1, 2 oscillator circuit 3 Operation mode determination circuit C1, C2 capacitors I1 inverter S1, S2 switch element

Claims (3)

[Claims] 1. A first oscillating circuit which is a high frequency source of a first frequency, a second oscillating circuit which is a high frequency source of a second frequency, and outputs of the first and second oscillating circuits. A substrate bias generation circuit comprising: a switch circuit; and an operation mode determination circuit that determines an operation mode based on a signal of a predetermined format and outputs a switching signal of the switch circuit. 2. The operation mode determination circuit inputs an address, a row address strobe and a column address strobe which are operation clocks of a semiconductor memory device, and superimposes a test mode signal of a predetermined format on the address input.
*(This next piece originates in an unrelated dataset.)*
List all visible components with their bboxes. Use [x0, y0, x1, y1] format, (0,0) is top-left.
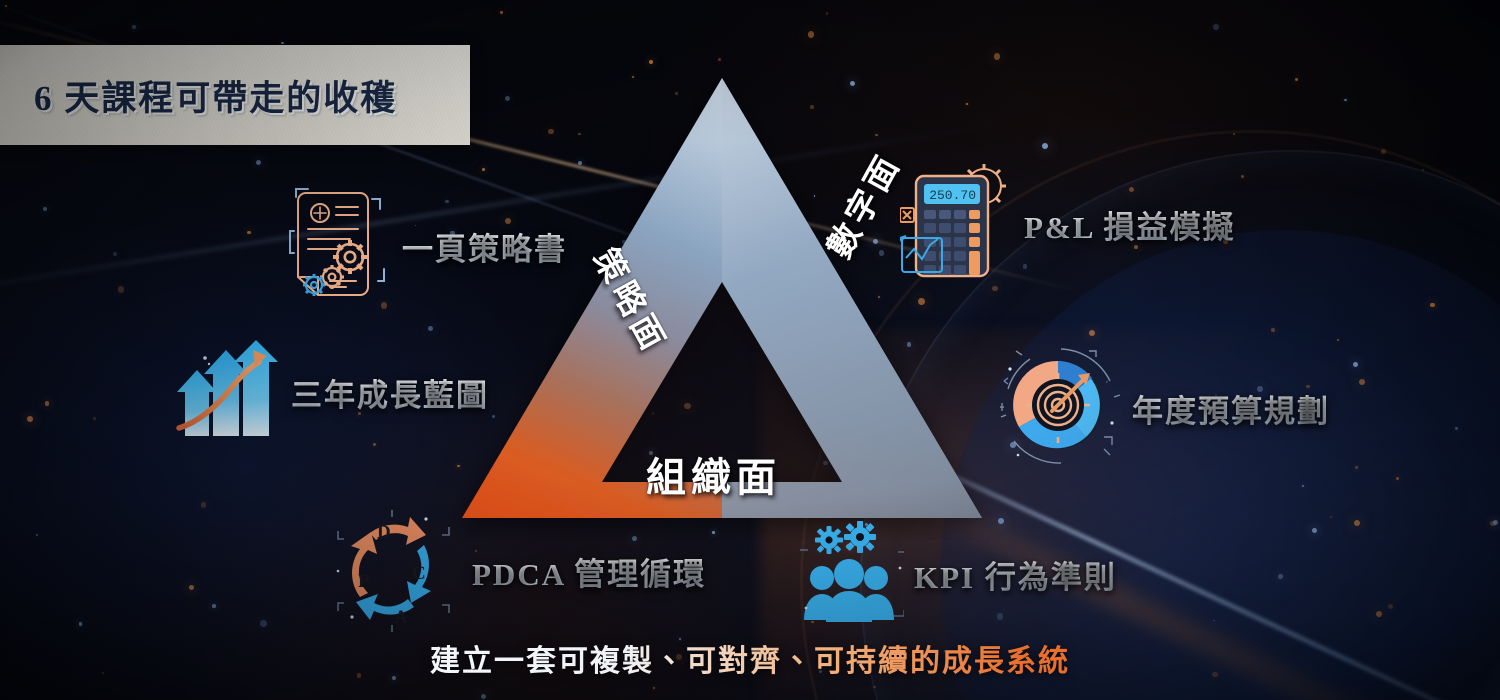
tagline: 建立一套可複製、可對齊、可持續的成長系統	[0, 636, 1500, 680]
infographic-canvas: 6 天課程可帶走的收穫	[0, 0, 1500, 700]
vignette	[0, 0, 1500, 700]
tagline-text: 建立一套可複製、可對齊、可持續的成長系統	[430, 645, 1070, 678]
The substrate bias generating circuit according to claim 1, wherein the switching signal is output. 3. The first and second switch elements, each of which is connected to an output of the first and second oscillator circuits and is in contact with by a low level switching signal and is disconnected by a high level switching signal, The substrate bias generating circuit according to claim 1, further comprising an inverter circuit that inverts a switching signal of the first switch element to generate a switching signal of the second switch element.